Rumfordizing Brick by Brick
How to convert an energy-wasting fireplace to an efficient heater.
Synopsis: Rumford fireplaces are designed to project more heat into a room than a standard design. This article describes the process of converting a conventional fireplace by reshaping the firebox. A sidebar offers an account of the man who originated the design.
Most modern fireplaces don’t do a very good job. Many smoke so badly that they can’t be used, and almost none are efficient heaters. In fact, many of them draw more heat out of the house than they return, sucking in warm room air and sending it up the chimney. But it’s possible to convert one of these mere ornaments into a functioning and efficient fireplace. An American Tory named Benjamin Thompson, later called Count Rumford, demonstrated the relevant principles two centuries ago.
Rumford proved that the key to an efficient fireplace is a properly proportioned firebox, with important dimensions based on the width of the opening. Both the firebox’s depth (distance from opening to fireback) and the width of the fireback should each equal one-third the opening’s width. This makes for a shallow firebox with covings angled at a sharp 45° to reflect the fire’s radiant heat into the room. The fireback, which must be vertical to a height equal to one-third the opening’s width, begins to slope forward from that point to a small throat above the lintel. The sloping back reflects more heat, and the small throat results in a more forceful movement of air up the chimney. It also leaves room for the smokeshelf, a necessary feature where descending cool air and ascending hot air circulate to set up a strong draft.

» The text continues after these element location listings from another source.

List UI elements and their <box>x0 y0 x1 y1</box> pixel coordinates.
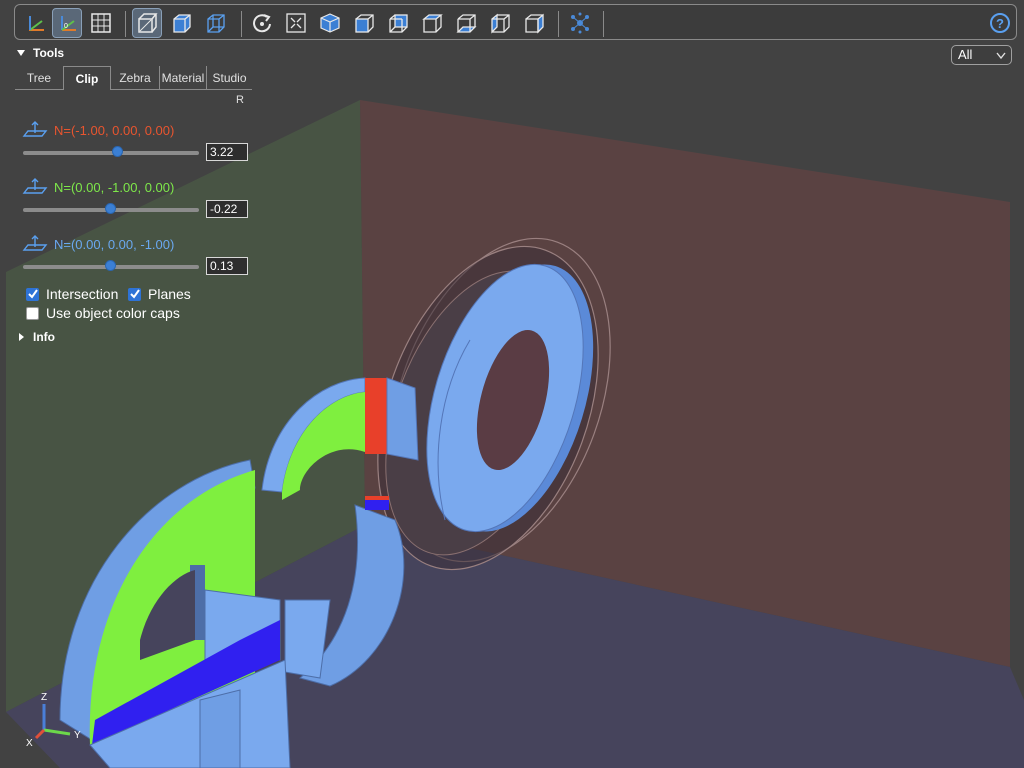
tools-title: Tools <box>33 46 65 60</box>
reset-icon <box>253 14 271 33</box>
tab-material[interactable]: Material <box>159 66 206 90</box>
left-view-button[interactable] <box>485 8 515 38</box>
view-filter-select[interactable]: All <box>951 45 1012 65</box>
chevron-down-icon <box>996 52 1006 60</box>
reset-clip-button[interactable]: R <box>236 94 244 106</box>
clip-plane-row-z: N=(0.00, 0.00, -1.00) 0.13 <box>22 235 252 285</box>
toolbar-separator <box>125 11 126 37</box>
check-icon <box>27 289 38 299</box>
planes-checkbox[interactable] <box>128 287 141 301</box>
iso-view-button[interactable] <box>315 8 345 38</box>
check-icon <box>129 289 140 299</box>
clip-slider-thumb[interactable] <box>112 146 123 157</box>
help-button[interactable]: ? <box>985 8 1015 38</box>
tab-zebra[interactable]: Zebra <box>111 66 159 90</box>
front-view-button[interactable] <box>349 8 379 38</box>
perspective-cube-icon <box>138 13 158 33</box>
rear-view-button[interactable] <box>383 8 413 38</box>
ortho-cube-icon <box>173 14 191 33</box>
clip-plane-icon[interactable] <box>22 235 48 253</box>
tools-header[interactable]: Tools <box>16 46 116 60</box>
toolbar-separator <box>558 11 559 37</box>
bottom-view-button[interactable] <box>451 8 481 38</box>
tab-tree[interactable]: Tree <box>15 66 63 90</box>
intersection-label: Intersection <box>46 286 119 302</box>
info-header[interactable]: Info <box>16 330 116 344</box>
clip-slider-track[interactable] <box>23 151 199 155</box>
grid-button[interactable] <box>86 8 116 38</box>
object-color-caps-checkbox[interactable] <box>26 306 39 320</box>
caret-right-icon <box>19 333 24 341</box>
toolbar-separator <box>241 11 242 37</box>
svg-text:?: ? <box>996 16 1004 31</box>
left-cube-icon <box>491 13 510 34</box>
rear-cube-icon <box>389 14 408 33</box>
clip-normal-label: N=(-1.00, 0.00, 0.00) <box>54 123 175 138</box>
right-cube-icon <box>525 13 544 34</box>
axis-z-label: Z <box>41 692 47 703</box>
axes-origin-icon: 0 <box>61 16 76 31</box>
perspective-button[interactable] <box>132 8 162 38</box>
toolbar: 0 ? <box>14 4 1017 40</box>
axes-button[interactable] <box>20 8 50 38</box>
grid-icon <box>91 13 111 33</box>
bottom-cube-icon <box>456 14 477 33</box>
help-icon: ? <box>990 13 1010 33</box>
tools-tabs: Tree Clip Zebra Material Studio <box>15 66 252 90</box>
explode-icon <box>571 12 589 34</box>
caret-down-icon <box>17 50 25 56</box>
tab-clip[interactable]: Clip <box>63 66 111 90</box>
clip-value-input[interactable]: 3.22 <box>206 143 248 161</box>
ortho-button[interactable] <box>166 8 196 38</box>
axes-origin-button[interactable]: 0 <box>52 8 82 38</box>
fit-icon <box>286 13 306 33</box>
right-view-button[interactable] <box>519 8 549 38</box>
axis-y-label: Y <box>74 730 81 741</box>
clip-normal-label: N=(0.00, 0.00, -1.00) <box>54 237 175 252</box>
front-cube-icon <box>355 14 374 33</box>
planes-checkbox-row[interactable]: Planes <box>128 285 191 303</box>
clip-plane-icon[interactable] <box>22 178 48 196</box>
clip-plane-row-y: N=(0.00, -1.00, 0.00) -0.22 <box>22 178 252 228</box>
info-title: Info <box>33 330 55 344</box>
iso-cube-icon <box>320 13 340 33</box>
object-color-caps-label: Use object color caps <box>46 305 180 321</box>
transparent-button[interactable] <box>200 8 230 38</box>
tab-studio[interactable]: Studio <box>206 66 252 90</box>
clip-slider-thumb[interactable] <box>105 260 116 271</box>
clip-value-input[interactable]: -0.22 <box>206 200 248 218</box>
clip-plane-icon[interactable] <box>22 121 48 139</box>
intersection-checkbox[interactable] <box>26 287 39 301</box>
clip-normal-label: N=(0.00, -1.00, 0.00) <box>54 180 175 195</box>
top-cube-icon <box>422 14 443 33</box>
planes-label: Planes <box>148 286 191 302</box>
axis-x-label: X <box>26 738 33 749</box>
intersection-checkbox-row[interactable]: Intersection <box>26 285 118 303</box>
clip-plane-row-x: N=(-1.00, 0.00, 0.00) 3.22 <box>22 121 252 171</box>
transparent-cube-icon <box>207 14 225 33</box>
clip-value-input[interactable]: 0.13 <box>206 257 248 275</box>
top-view-button[interactable] <box>417 8 447 38</box>
svg-text:0: 0 <box>64 23 68 30</box>
object-color-caps-row[interactable]: Use object color caps <box>26 304 180 322</box>
toolbar-separator <box>603 11 604 37</box>
axes-icon <box>29 16 44 31</box>
fit-view-button[interactable] <box>281 8 311 38</box>
3d-viewport[interactable]: Z Y X <box>0 0 1024 768</box>
explode-button[interactable] <box>565 8 595 38</box>
reset-view-button[interactable] <box>247 8 277 38</box>
clip-slider-thumb[interactable] <box>105 203 116 214</box>
view-filter-value: All <box>958 47 973 62</box>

Rumford’s workmen renovated so many smoking fuelwasters in England that a new word entered the language. His wealthy customers didn’t just have their fireplaces improved, they had them “rumfordized.” Once you know the principles, you can rumfordize your own fireplace. Fireboxes are not structurally connected to the masonry of the chimney, so you can tear out an unsatisfactory one and replace it easily.
Materials
For this job you’ll need clean sand and water, masonry cement for the rubble fill behind the new firebox, firebricks and fireclay to join them. Experience provides the best way to judge just how much of each you will need for a specific project. For a fireplace 24 in. wide and 30 in. tall, I used 84 firebricks ( 2 1/4 in. by 4 1/2 in. by 9 in. each), along with 1/4 yard of sand and 2 sacks of cement. You can buy clean sand by the fraction of a yard at most lumberyards.

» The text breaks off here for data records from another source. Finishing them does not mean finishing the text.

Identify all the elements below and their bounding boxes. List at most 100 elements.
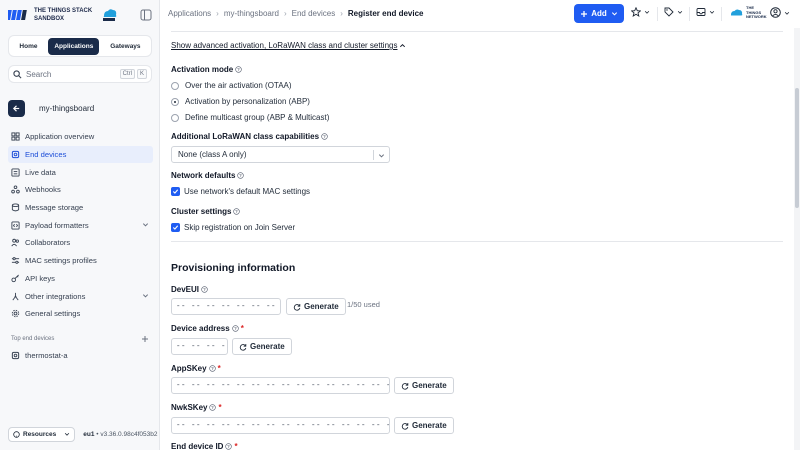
network-defaults-checkbox[interactable]: Use network's default MAC settings [171,187,310,196]
version-info: eu1 • v3.36.0.98c4f053b2 [83,430,158,438]
device-icon [11,351,20,360]
radio-button[interactable] [171,97,179,106]
sidebar-item-webhooks[interactable]: Webhooks [8,181,153,199]
ttn-cloud-logo-icon [103,9,117,21]
sidebar-item-payload-formatters[interactable]: Payload formatters [8,216,153,234]
integrations-icon [12,292,19,300]
generate-label: Generate [250,342,285,351]
scrollbar-thumb[interactable] [795,88,799,208]
checkbox[interactable] [171,223,180,232]
brand-logo[interactable]: THE THINGS STACK SANDBOX [8,6,156,24]
bookmarks-button[interactable] [631,7,650,17]
back-button[interactable] [8,99,25,117]
user-menu[interactable]: THE THINGS NETWORK [728,5,790,20]
checkbox[interactable] [171,187,180,196]
appskey-input[interactable]: -- -- -- -- -- -- -- -- -- -- -- -- -- -… [171,377,390,394]
star-icon [631,7,641,17]
sidebar-item-other-integrations[interactable]: Other integrations [8,287,153,305]
resources-button[interactable]: Resources [8,426,76,442]
svg-text:?: ? [240,173,243,178]
gear-icon [11,310,20,318]
inbox-icon [696,8,706,16]
inbox-button[interactable] [696,7,715,17]
sidebar-item-message-storage[interactable]: Message storage [8,199,153,217]
radio-button[interactable] [171,81,179,90]
chevron-down-icon [677,10,683,14]
chevron-down-icon [65,432,70,436]
help-icon[interactable]: ? [208,365,216,372]
radio-abp[interactable]: Activation by personalization (ABP) [171,97,310,106]
sidebar-item-mac-settings-profiles[interactable]: MAC settings profiles [8,252,153,270]
class-capabilities-select[interactable]: None (class A only) [171,146,390,163]
radio-button[interactable] [171,113,179,122]
provisioning-title: Provisioning information [171,262,296,274]
top-device-item[interactable]: thermostat-a [11,351,68,360]
sidebar-item-end-devices[interactable]: End devices [8,145,153,164]
radio-multicast[interactable]: Define multicast group (ABP & Multicast) [171,113,329,122]
divider [171,31,783,32]
sidebar-item-collaborators[interactable]: Collaborators [8,234,153,252]
nwkskey-label: NwkSKey ? * [171,403,222,412]
chevron-down-icon [784,11,790,15]
checkmark-icon [172,189,179,194]
add-button-label: Add [591,9,607,18]
deveui-usage: 1/50 used [347,300,380,309]
help-icon[interactable]: ? [201,286,208,293]
tab-gateways[interactable]: Gateways [104,38,146,55]
search-icon [13,69,22,78]
deveui-input[interactable]: -- -- -- -- -- -- -- -- [171,298,281,315]
generate-deveui-button[interactable]: Generate [286,298,346,315]
sidebar-item-application-overview[interactable]: Application overview [8,128,153,146]
help-icon[interactable]: ? [321,133,328,140]
help-icon[interactable]: ? [233,208,241,215]
skip-join-server-checkbox[interactable]: Skip registration on Join Server [171,223,295,232]
help-icon[interactable]: ? [225,443,233,450]
required-marker: * [217,364,221,373]
checkbox-label: Skip registration on Join Server [184,223,296,232]
generate-device-address-button[interactable]: Generate [232,338,292,355]
plus-icon[interactable] [141,335,149,343]
help-icon[interactable]: ? [209,404,217,411]
breadcrumb-application[interactable]: my-thingsboard [224,9,279,18]
list-icon [11,168,20,177]
device-address-input[interactable]: -- -- -- -- [171,338,228,355]
sidebar-collapse-icon[interactable] [140,9,152,21]
refresh-icon [401,422,409,430]
tags-button[interactable] [664,7,683,17]
help-icon[interactable]: ? [231,325,239,332]
generate-nwkskey-button[interactable]: Generate [394,417,454,434]
help-icon[interactable]: ? [235,66,242,73]
tab-home[interactable]: Home [13,38,43,55]
svg-text:?: ? [203,287,206,292]
required-marker: * [218,403,222,412]
help-icon[interactable]: ? [237,172,245,179]
avatar-icon [770,7,781,19]
breadcrumb-applications[interactable]: Applications [168,9,211,18]
brand-name: THE THINGS STACK [34,8,93,14]
breadcrumb-end-devices[interactable]: End devices [292,9,336,18]
sidebar-item-label: Other integrations [25,291,86,301]
webhook-icon [11,185,20,194]
sidebar-item-label: Webhooks [25,185,61,195]
grid-icon [11,132,20,141]
nwkskey-input[interactable]: -- -- -- -- -- -- -- -- -- -- -- -- -- -… [171,417,390,434]
sidebar-item-general-settings[interactable]: General settings [8,305,153,323]
sidebar-item-live-data[interactable]: Live data [8,163,153,181]
ttn-cloud-logo-icon [730,9,743,16]
radio-otaa[interactable]: Over the air activation (OTAA) [171,81,292,90]
scrollbar[interactable] [794,28,800,450]
svg-text:?: ? [234,326,237,331]
advanced-settings-toggle[interactable]: Show advanced activation, LoRaWAN class … [171,41,406,50]
generate-appskey-button[interactable]: Generate [394,377,454,394]
sidebar-item-api-keys[interactable]: API keys [8,270,153,288]
sidebar-item-label: Payload formatters [25,220,89,230]
plus-icon [581,10,588,17]
tab-applications[interactable]: Applications [48,37,100,55]
activation-mode-label: Activation mode ? [171,65,242,74]
chevron-down-icon [142,223,149,227]
search-input[interactable]: Search Ctrl K [8,65,152,83]
breadcrumb-current: Register end device [347,9,424,18]
radio-label: Define multicast group (ABP & Multicast) [185,113,330,122]
chevron-up-icon [400,43,406,48]
add-button[interactable]: Add [574,4,624,23]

There are two kinds of fireclay, premixed and dry. The premixed costs twenty times as much as the dry variety, and can’t be scraped or chipped from the faces of firebricks after it dries. Dry fireclay (available at ceramic supply houses) is sold in 50-lb. sacks, but one sack costs less than a single gallon of premixed.
As for the firebricks, try to buy what you need from the same lot. They will be fired to the same hardness, and there will be fewer small variations in their dimensions. You can find them at masonry supply houses and many lumberyards.